Water mark

Published: Tuesday 15 August 2006

-- using gadgets available on three satellites, scientists at the us National Aeronautics and Space Administration (nasa) have measured the complete water cycle of an entire continent -- South America -- for the first time.

A deep understanding of the processes transporting water from the oceans to continents is vital for climate and ecology studies. Besides helping manage floods and droughts better, such knowledge helps quantify freshwater resources available for agriculture and monitor surface and groundwater quality, the scientists from nasa's Jet Propulsion Laboratory say in a paper published in Geophysical Research Letters (Vol 33, No 8). At present, such continental-level water budget studies are restricted to computer simulations using ground-based measurements available from different countries.
Team leader Timothy Liu says South America was chosen because it is completely surrounded by oceans. "This helps us compute the total water transported through the atmosphere across the coastline into the continent," he said. They could have chosen the Indian subcontinent, but measuring the water transported to the north across the Himalaya was difficult. Also, there is no accurate estimate of water discharged through Indian rivers into the oceans.

The scientists used data provided by Quick Scatterometer (QuikScat), Gravity Recovery and Climate Experiment (grace), and Tropical Rainfall Measuring Mission (trmm). While Quik-Scat provided surface wind data and atmospheric vapour data to calculate moisture transport due to evaporation, trmm gave the total rainfall over the continent.

grace is a mission to measure the earth's gravity field, which varies from place to place largely due to the movement of water. Hence, it allows scientists to measure the quantity of water moving from one area to another.

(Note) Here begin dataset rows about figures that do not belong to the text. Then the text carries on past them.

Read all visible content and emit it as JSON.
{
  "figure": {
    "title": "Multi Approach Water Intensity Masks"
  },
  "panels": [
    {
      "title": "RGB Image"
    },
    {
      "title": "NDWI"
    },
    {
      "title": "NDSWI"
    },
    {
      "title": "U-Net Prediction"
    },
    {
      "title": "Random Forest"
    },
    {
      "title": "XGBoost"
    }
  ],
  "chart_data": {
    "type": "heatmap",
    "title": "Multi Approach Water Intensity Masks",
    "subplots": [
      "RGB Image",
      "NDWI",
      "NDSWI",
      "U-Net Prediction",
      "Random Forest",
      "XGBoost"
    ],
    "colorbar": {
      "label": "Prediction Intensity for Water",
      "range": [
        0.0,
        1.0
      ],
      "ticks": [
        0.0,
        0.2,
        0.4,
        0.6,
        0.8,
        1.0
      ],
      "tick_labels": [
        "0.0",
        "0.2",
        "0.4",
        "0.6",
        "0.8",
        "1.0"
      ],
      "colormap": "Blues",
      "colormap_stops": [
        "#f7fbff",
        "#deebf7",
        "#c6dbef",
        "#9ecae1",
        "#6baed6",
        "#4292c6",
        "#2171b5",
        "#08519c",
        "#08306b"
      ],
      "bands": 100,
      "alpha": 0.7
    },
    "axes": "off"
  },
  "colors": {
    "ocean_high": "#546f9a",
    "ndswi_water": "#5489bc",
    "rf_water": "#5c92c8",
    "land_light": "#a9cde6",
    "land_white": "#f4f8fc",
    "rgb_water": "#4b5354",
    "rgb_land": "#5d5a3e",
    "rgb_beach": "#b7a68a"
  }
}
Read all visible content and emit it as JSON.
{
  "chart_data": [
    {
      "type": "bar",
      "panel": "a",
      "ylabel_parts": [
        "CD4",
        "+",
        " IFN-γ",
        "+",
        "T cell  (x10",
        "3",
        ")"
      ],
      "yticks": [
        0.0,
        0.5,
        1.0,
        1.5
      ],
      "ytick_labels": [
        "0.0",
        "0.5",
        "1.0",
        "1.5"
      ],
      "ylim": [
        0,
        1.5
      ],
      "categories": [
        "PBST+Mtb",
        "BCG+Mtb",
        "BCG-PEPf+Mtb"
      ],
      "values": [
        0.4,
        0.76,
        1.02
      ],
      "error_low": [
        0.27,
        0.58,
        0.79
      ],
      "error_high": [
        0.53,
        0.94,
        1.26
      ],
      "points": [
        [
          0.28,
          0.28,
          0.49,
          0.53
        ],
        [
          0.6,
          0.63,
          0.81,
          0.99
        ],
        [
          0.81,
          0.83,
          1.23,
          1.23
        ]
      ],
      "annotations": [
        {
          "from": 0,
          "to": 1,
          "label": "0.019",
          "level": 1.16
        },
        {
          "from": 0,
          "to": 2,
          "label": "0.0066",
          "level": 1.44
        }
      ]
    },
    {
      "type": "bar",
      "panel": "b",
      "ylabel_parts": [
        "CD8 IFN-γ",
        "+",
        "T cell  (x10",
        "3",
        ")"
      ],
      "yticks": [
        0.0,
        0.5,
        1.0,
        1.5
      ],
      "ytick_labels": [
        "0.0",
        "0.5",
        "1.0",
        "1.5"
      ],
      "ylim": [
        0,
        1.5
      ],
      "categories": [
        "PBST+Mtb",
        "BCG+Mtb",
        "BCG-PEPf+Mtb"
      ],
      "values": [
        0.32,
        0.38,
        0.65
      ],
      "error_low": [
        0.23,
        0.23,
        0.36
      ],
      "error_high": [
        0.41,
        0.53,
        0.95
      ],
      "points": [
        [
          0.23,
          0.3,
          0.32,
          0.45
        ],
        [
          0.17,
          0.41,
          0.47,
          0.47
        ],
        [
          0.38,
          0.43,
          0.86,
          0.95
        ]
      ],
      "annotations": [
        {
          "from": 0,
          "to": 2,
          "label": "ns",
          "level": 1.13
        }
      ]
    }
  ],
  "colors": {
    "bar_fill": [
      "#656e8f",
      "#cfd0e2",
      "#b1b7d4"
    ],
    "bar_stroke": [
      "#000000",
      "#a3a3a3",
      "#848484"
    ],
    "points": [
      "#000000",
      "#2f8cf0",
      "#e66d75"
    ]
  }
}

They also used data from river flow gauges together with projections from models that predict the amount of water discharged at the mouths of rivers. The river discharge rates were collected over periods ranging from a few years to a century, depending on the river basin and locality, and were averaged to determine an annual cycle. Scientists compared that estimate with the monthly changes in South America's water mass over two annual cycles, from August 2002 to July 2004, as measured by grace. This data from grace was further calibrated by comparing it with annual variations of rainfall in the Amazon and La Plata basins -- the two largest drainage basins in South America.